Until this morning, I have been unable to accept anything but ‘yes’ as the answer to ‘Are you riding this year?’. I admit that last week, I already began to get used to the idea of dropping back from the 55-mile (a few miles got shaved off this year) to the 40-mile. But this is just a setback but not a forfeiture of my commitment to ride.

My friends continue to ask. Am I going to ride? The short answer is I’m unwilling to forgo the idea I can but day after day of knee pain for an injury that just does not seem to be healing, is poking little holes in my usual confidence. Maybe I can’t.

Lying perfectly still in an MRI is somewhat like meditating – except for the loud noise, of course. But to keep myself from fidgeting, I go straight to my ‘happy place’, the place where streams of thoughts come floating across my consciousness. One stream that I didn’t much care for this morning was my ruminations on how I can participate without actually riding. Just writing that makes me cringe.
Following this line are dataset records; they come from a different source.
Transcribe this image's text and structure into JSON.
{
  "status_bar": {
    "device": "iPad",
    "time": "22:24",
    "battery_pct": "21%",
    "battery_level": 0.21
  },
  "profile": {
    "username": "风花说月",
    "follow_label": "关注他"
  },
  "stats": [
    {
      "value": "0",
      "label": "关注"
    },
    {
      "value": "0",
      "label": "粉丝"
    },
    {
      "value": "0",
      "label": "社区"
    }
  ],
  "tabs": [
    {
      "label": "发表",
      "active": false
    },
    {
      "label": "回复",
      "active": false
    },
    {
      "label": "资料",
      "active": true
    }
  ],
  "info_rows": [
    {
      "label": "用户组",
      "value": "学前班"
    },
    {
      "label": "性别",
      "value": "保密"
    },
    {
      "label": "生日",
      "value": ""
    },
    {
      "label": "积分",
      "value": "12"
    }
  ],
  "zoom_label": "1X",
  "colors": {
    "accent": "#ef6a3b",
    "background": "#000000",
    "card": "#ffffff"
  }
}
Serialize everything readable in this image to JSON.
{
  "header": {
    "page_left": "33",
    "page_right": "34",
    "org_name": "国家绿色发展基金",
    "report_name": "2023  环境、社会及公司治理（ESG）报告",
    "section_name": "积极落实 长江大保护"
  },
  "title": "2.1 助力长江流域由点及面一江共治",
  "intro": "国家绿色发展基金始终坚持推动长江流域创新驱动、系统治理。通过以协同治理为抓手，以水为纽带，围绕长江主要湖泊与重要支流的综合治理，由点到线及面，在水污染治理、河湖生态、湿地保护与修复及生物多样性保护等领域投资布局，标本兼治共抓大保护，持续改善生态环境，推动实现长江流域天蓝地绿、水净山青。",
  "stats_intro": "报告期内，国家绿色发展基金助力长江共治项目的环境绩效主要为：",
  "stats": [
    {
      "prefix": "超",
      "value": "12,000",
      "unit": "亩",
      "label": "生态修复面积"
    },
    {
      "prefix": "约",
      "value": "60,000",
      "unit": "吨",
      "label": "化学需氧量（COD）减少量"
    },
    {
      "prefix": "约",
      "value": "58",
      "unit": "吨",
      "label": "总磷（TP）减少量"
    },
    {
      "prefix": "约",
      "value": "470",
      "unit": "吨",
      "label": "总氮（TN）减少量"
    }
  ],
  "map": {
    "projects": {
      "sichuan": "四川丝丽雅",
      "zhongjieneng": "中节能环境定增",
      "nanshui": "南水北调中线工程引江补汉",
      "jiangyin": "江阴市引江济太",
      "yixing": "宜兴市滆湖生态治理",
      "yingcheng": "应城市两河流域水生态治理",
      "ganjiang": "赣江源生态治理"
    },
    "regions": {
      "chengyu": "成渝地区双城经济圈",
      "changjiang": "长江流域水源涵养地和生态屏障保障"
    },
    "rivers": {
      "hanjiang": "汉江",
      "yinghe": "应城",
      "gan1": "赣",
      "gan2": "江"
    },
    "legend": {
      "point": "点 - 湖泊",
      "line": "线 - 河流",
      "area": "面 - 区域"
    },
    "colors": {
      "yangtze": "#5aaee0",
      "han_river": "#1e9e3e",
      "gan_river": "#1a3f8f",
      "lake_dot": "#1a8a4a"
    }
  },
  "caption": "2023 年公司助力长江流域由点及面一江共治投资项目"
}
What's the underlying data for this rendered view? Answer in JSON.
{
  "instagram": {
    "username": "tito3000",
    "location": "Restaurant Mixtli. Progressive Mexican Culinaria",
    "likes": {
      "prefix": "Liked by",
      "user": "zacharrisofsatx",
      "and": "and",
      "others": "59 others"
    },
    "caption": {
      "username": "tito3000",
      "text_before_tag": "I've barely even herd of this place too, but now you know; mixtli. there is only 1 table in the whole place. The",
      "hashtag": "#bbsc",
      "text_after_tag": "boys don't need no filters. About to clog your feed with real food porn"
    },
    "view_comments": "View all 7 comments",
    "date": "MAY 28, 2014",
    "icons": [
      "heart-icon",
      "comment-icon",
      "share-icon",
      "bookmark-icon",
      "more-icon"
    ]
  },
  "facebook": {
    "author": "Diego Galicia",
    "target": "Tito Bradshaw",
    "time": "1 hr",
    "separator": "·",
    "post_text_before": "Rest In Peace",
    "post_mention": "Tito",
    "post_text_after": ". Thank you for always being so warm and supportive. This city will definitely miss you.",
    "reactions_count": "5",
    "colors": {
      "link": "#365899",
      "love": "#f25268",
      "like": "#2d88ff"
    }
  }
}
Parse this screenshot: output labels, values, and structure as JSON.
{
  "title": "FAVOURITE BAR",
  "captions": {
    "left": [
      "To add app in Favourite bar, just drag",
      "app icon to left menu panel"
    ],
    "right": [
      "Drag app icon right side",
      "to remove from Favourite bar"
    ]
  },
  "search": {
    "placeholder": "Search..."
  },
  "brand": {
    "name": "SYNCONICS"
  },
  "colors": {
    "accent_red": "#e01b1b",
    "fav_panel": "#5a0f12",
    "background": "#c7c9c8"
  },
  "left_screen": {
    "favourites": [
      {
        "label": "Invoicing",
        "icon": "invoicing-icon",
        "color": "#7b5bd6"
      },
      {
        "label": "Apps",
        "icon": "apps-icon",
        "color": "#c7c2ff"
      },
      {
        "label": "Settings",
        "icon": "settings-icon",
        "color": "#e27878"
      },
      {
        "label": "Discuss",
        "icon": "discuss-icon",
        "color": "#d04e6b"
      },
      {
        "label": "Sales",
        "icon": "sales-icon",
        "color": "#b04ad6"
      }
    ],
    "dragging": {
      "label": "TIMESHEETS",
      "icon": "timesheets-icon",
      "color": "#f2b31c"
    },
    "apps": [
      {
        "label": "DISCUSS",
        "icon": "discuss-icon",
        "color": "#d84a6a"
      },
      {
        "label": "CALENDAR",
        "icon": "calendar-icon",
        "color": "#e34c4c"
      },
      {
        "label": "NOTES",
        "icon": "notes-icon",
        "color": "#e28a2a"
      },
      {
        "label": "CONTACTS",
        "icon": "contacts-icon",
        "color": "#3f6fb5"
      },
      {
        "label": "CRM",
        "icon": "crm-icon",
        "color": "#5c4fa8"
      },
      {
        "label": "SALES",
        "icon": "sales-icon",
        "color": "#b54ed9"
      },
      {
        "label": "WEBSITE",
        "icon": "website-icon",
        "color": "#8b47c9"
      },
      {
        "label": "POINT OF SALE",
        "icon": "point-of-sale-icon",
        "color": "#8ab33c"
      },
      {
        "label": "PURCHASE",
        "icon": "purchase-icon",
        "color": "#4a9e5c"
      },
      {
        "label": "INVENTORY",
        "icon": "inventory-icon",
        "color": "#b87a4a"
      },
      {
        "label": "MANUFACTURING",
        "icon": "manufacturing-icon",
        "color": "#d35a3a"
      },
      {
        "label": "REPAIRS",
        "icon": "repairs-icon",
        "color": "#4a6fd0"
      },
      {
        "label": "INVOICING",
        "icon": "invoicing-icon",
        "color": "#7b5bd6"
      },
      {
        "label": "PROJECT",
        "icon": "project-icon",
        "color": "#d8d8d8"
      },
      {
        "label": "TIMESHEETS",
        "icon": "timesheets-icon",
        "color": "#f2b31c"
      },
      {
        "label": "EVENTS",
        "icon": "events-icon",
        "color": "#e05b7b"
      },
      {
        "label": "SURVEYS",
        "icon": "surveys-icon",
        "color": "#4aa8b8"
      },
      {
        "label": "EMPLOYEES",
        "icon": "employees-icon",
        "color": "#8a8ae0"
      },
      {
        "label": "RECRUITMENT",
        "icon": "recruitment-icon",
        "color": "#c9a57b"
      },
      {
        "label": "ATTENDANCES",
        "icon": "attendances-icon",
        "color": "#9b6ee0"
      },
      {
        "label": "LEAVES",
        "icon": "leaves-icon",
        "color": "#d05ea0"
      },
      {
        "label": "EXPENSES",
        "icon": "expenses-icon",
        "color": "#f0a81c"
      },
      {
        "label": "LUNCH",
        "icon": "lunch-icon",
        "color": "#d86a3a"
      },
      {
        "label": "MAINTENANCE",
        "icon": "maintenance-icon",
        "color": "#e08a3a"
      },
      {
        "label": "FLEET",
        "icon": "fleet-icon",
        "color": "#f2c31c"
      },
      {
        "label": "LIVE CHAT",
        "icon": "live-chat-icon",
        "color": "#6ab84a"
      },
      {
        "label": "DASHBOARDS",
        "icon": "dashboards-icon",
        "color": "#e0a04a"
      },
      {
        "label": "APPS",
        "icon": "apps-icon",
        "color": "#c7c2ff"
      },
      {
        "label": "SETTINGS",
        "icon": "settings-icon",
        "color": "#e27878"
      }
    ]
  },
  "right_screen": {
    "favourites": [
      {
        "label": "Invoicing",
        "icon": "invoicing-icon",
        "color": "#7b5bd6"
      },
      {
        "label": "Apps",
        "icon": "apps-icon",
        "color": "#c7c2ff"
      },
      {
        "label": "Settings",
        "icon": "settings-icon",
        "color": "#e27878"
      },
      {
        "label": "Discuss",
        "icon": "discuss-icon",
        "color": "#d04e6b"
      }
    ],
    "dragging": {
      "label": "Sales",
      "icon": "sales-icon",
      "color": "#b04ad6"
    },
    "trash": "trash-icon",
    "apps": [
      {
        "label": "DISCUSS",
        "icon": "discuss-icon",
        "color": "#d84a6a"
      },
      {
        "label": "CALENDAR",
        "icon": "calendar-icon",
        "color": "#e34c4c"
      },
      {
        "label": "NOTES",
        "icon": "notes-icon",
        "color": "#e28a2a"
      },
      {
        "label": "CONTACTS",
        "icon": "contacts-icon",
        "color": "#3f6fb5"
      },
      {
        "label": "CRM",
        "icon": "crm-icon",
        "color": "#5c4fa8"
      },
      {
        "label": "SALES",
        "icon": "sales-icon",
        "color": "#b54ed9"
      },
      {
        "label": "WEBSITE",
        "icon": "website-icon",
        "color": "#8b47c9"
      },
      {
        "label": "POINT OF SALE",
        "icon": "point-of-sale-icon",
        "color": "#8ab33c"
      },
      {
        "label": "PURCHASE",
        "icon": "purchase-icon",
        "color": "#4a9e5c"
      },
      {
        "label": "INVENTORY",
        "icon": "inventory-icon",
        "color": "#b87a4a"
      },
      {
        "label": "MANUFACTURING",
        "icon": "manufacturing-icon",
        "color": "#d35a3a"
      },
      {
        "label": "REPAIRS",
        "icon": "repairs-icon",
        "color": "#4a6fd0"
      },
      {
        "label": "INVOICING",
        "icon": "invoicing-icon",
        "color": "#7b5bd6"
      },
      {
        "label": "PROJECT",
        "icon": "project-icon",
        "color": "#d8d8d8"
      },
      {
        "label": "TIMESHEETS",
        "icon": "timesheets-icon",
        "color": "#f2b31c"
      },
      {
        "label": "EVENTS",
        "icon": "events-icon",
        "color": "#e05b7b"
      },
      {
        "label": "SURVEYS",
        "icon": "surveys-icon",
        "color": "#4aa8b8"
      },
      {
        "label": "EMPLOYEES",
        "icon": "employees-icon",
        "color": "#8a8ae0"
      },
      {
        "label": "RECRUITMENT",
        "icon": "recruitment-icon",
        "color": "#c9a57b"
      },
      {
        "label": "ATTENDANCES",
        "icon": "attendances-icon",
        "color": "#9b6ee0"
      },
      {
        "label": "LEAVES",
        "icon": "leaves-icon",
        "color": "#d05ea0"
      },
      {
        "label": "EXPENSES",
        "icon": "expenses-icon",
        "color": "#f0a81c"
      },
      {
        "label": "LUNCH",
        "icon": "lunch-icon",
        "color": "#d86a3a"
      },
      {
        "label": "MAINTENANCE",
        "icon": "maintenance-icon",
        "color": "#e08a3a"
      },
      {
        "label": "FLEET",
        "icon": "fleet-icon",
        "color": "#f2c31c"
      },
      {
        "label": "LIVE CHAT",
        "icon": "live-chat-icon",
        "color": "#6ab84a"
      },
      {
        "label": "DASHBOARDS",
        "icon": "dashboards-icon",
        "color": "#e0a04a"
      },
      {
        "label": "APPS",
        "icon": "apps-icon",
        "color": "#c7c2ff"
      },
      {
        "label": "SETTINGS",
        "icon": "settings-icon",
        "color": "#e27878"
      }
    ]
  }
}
Beyond the physical treatments-the operations, the physical therapy, the medications-injuries need positive thinking. I think Vonn is really good at that. World-class skier that she is, she has suffered quite a few injuries in her long career. And every time she is injured, she speaks positively about when she thinks she’ll be back on the slope.

I’ve been thinking a lot about Vonn this morning. About how her injuries don’t mean just a loss of fun and accomplishment like mine do. Hers also carries a big risk of losing lucrative endorsement deals.  Her injuries mean a potential loss of her standing in the ski business. A double whammy. At least I don’t have to think about that.

So I am hoping that my uninvited stream of thoughts about how I can participate without riding is actually a good thing – my brain finally coming to terms with the reality that I am not impervious to injury and that my body, at 61 years old, injures more easily and just doesn’t recover like it used to. Maybe, just maybe, I, too, am on the path to healing. I think you can’t heal what you won’t accept.